The above picture serves as my inspiration for writing this blog today. I was browsing around on Fingerhut’s website, and upon looking at the homepage I knew what I was in for. The main blue navigation tab at the top tells me the main categories of products that Fingerhut sells, and drop-down categories appear for each, as shown under “apparel.” I looked just below that, where I can shop the newest items, their catalog, clearance, customer connection, and web exclusives. Below that, another label that appears on every page while browsing the site advertises Fingerhut’s Valentine’ Day Gift Finder. To the left, I have the option again to shop by category, but this time there are no drop-down subcategories, which makes me wonder why it’s there at all. Below that I can shop their specialty stores, which is nifty. I glanced at the bottom of the homepage after scrolling down only to find the ability to shop by category yet again! I had to wonder what to make of all this, why would a website be so redundant with its navigation tabs, especially when it needs to have an attractive and sleek homepage? Surely all this clutter must be user-friendly, right?
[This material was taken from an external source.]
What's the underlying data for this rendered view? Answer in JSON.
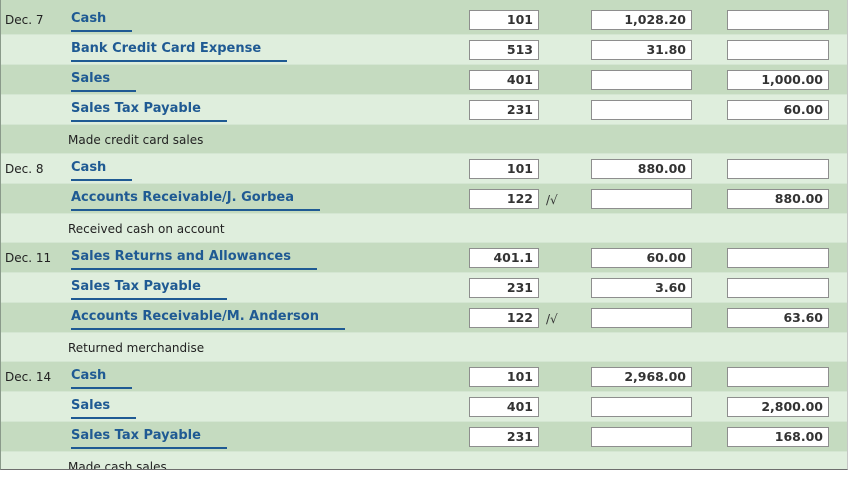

ABtests.com, an online usability researcher, conducted a case study with 2053 transactions of the Official Vancouver 2010 Olympic Store homepage. They hypothesized that too many banner spaces create clutter and that secondary, or what I refer to as the vertical, navigation, is difficult to navigate. The following are the three versions of the homepage:

Homepage Snapshot: Control

Homepage Snapshot: Version A
The results were not surprising; Version A resulted in a 12.54% less bounce rate ( the percentage of initial visitors to a site who immediately leave the site for a different site, rather than continue on to other pages within the same site) and an average order value increase of 5.16%.
In this case, it shows that sometimes for navigation tabs, less is more. A clean, sleek homepage like Version A performs better than a cluttered, overwhelming Version B. For a website like Fingerhut that has its main navigation tab three times over, it would not hurt to undergo a little spring cleaning before springtime shoppers bloom and the winter shoppers return from their flight home to the website.